Mr Martin said that the new Omicron variant of Covid-19, as well as extra socialising at Christmas, was a major cause for concern.
But he said: “This is not about going back to the days of lockdowns.
“Across the country, very many people in the hospitality and entertainment industries will be bitterly disappointed by this news.
“Many of them will be fearing for their livelihoods.
“I want to reassure them that, just as we have done since the beginning of the pandemic, the Government will stand by them and ensure that they have the financial supports necessary to weather this latest storm and to stay intact until we are out of it.”
He also said that not enough was yet known about the new variant, which has prompted concern worldwide.
“Further study and examination in the weeks ahead may discover that Omicron does not represent a more deadly threat,” he said.
“And if that is the case, it will come as a great relief to us all, but we simply cannot take that risk with people’s lives and health.
“Throughout this Covid journey there have been many twists and turns. This latest twist is disappointing, but we are nowhere near back where we were.”
Earlier, the Government was warned that the number of Covid-19 cases could surge to 15,000 a day after Christmas if the Omicron variant becomes dominant.
The National Public Health Emergency Team (Nphet) said that the new variant could drive up cases during increased social activity over the Christmas period.
In a letter to Government, Nphet said that greater socialising combined with the impact of Omicron could pose a “very real but as yet unquantifiable risk” to the management of Covid-19 over the coming weeks.
Health officials said this presents “serious challenges” in the weeks ahead, adding that it is “impossible” to quantify the level of risk and its impact.
In the letter, chief medical officer Dr Tony Holohan said that if social contact can be maintained at current levels or marginally decreased, the level of infections per day will remain below 5,000.
However, if social contact increases to levels seen in December last year, cases could surge to between 6,000 and 8,000 cases per day in early January.
If infection-induced immunity is low or evaded by the new variant, a “very large surge is possible”, peaking at 8,000 to 15,000 cases per day, Nphet added.
In a pessimistic but “plausible scenario”, Nphet said that between 750 to 1,300 people could need hospital care and up to 400 people would require critical care.
Earlier this week, the Government agreed new rules on travel that would see all people entering Ireland required to show a negative result on a professionally-administered antigen test 48 hours before arrival, or on a PCR test 72 hours before arrival.
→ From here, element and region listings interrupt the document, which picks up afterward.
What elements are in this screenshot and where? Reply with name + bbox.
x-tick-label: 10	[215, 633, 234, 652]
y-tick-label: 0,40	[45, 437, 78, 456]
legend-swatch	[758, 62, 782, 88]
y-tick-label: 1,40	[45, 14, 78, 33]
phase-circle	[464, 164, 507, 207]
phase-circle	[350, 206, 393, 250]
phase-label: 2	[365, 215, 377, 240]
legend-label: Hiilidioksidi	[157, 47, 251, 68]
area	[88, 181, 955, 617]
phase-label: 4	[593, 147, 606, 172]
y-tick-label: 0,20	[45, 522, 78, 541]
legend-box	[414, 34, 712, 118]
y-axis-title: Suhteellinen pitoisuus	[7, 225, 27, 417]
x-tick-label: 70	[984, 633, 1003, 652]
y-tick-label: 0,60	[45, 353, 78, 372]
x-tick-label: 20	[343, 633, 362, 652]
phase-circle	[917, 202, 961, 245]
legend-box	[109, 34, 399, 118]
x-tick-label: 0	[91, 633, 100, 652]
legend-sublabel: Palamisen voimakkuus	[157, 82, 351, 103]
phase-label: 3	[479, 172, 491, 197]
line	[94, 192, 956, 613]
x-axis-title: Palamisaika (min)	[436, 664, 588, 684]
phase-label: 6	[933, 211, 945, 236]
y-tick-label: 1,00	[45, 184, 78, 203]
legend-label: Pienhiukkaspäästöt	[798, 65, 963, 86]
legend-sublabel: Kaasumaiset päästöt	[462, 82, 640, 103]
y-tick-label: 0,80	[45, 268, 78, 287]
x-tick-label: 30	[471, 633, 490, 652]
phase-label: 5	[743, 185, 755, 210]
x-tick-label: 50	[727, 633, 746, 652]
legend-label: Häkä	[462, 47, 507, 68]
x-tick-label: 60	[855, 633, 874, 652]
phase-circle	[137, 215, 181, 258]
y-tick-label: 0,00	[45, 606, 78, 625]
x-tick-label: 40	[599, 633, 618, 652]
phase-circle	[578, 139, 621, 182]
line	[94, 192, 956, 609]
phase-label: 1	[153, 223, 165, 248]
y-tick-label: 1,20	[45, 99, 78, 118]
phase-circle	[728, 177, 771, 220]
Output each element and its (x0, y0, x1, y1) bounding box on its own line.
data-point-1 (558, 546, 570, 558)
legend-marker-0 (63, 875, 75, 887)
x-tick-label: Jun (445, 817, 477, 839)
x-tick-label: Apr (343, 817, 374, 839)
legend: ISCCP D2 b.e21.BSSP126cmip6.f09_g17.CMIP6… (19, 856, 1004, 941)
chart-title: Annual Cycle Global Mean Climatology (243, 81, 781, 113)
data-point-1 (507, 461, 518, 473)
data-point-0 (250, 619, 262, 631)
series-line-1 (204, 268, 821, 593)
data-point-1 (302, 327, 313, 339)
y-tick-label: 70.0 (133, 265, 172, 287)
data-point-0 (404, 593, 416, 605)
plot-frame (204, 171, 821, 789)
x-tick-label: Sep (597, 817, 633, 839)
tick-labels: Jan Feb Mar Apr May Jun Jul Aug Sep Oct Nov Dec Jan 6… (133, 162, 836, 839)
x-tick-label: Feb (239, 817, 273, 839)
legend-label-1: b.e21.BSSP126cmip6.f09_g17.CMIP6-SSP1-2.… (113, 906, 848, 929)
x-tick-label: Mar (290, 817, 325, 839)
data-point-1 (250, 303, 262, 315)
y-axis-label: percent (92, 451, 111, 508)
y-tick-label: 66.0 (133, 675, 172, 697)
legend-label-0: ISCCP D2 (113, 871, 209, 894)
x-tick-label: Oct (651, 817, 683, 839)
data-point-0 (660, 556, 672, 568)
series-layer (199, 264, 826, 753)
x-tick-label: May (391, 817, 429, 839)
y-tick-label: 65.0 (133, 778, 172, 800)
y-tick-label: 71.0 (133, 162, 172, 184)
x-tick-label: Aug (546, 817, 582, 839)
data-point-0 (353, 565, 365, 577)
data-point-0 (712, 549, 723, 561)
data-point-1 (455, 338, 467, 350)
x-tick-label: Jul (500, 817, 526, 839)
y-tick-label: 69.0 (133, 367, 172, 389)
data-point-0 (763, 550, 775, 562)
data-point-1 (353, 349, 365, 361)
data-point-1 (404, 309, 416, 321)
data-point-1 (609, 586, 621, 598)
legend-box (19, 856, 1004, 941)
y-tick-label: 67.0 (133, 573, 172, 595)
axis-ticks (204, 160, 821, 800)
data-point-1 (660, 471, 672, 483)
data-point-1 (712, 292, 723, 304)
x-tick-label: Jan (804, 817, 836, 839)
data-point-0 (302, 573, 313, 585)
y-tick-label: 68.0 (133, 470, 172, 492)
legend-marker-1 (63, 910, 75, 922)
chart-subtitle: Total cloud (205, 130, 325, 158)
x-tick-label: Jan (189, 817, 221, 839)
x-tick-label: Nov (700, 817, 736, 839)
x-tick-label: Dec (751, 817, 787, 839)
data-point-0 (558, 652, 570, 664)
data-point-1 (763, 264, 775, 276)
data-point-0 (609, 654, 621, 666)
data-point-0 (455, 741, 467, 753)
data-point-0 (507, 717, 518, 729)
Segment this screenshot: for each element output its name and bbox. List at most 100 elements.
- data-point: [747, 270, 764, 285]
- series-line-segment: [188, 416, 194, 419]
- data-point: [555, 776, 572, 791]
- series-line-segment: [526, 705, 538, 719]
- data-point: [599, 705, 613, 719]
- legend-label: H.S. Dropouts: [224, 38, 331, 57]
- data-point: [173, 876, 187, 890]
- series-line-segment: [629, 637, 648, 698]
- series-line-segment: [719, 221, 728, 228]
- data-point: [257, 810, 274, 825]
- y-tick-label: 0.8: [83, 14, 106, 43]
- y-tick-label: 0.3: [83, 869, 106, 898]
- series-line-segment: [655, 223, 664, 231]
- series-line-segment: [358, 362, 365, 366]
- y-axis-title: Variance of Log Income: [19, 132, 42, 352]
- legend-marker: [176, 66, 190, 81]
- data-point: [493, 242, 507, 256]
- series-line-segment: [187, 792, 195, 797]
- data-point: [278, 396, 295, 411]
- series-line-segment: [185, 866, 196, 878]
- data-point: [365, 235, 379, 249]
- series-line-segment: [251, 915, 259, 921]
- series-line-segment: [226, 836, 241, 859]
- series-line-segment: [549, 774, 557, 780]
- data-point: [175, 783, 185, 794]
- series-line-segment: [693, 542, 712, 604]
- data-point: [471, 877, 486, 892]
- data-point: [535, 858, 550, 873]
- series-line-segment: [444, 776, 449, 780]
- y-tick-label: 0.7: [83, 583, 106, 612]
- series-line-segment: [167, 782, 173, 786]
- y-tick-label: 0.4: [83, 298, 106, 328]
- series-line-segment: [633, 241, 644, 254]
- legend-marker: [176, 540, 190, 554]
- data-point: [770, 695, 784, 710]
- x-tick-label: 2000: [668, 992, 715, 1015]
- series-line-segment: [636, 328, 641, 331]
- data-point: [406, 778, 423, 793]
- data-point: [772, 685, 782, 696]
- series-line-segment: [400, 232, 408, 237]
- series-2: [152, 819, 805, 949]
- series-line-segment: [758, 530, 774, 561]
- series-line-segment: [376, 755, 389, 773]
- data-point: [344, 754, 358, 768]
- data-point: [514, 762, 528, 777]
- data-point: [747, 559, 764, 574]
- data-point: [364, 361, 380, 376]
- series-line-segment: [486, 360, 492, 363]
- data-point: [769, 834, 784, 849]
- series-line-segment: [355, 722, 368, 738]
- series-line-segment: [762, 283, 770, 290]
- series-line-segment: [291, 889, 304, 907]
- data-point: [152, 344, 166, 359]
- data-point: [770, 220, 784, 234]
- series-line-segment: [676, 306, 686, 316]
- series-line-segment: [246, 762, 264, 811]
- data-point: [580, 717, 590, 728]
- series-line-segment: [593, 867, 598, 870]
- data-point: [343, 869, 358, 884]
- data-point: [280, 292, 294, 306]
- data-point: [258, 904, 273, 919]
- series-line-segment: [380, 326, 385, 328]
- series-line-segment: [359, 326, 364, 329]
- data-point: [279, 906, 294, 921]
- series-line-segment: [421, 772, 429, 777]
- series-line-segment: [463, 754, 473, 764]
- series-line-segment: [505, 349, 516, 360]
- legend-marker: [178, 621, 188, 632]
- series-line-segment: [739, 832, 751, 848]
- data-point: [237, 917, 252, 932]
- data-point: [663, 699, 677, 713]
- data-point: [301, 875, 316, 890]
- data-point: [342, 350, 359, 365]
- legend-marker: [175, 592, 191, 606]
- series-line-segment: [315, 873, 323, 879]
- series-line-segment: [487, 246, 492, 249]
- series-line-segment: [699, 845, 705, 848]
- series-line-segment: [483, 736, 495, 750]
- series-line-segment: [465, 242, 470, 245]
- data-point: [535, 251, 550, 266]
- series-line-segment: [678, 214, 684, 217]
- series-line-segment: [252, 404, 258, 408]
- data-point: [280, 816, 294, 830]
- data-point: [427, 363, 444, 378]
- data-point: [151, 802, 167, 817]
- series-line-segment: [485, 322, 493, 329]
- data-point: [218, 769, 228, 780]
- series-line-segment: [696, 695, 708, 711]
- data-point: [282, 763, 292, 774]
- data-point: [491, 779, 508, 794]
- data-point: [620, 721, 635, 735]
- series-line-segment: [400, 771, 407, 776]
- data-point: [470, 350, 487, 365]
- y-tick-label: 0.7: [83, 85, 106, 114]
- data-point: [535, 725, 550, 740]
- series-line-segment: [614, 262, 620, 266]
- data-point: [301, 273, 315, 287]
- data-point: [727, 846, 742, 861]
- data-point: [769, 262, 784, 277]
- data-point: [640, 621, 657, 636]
The rules also apply to travellers from Great Britain.
Ireland has so far confirmed one case of the new Omicron variant.
Culture Minister Catherine Martin, who helped oversee the reopening of nightclubs, tweeted on Friday: “I understand today’s decision following NPHET advice is a huge blow to the entertainment sector already hurting
“I’ve secured an extra €25m to support live entertainment, doubling Budget22’s to €50m”
“My officials will discuss its implementation w/stakeholders asap.”
Sinn Fein leader Mary Lou McDonald was highly critical on Friday evening of the approach taken by the Government.
“We said to them at months ago that it was a mistake to stop contact tracing in schools.
“We said to them that we needed widespread access to antigen testing.”
“We and others said that the issue of ventilation in schools and beyond was essential,” she told RTE News.
She said she supported any measures to keep people safe, but called for a “dramatic and fundamental change” in Government handling of the pandemic.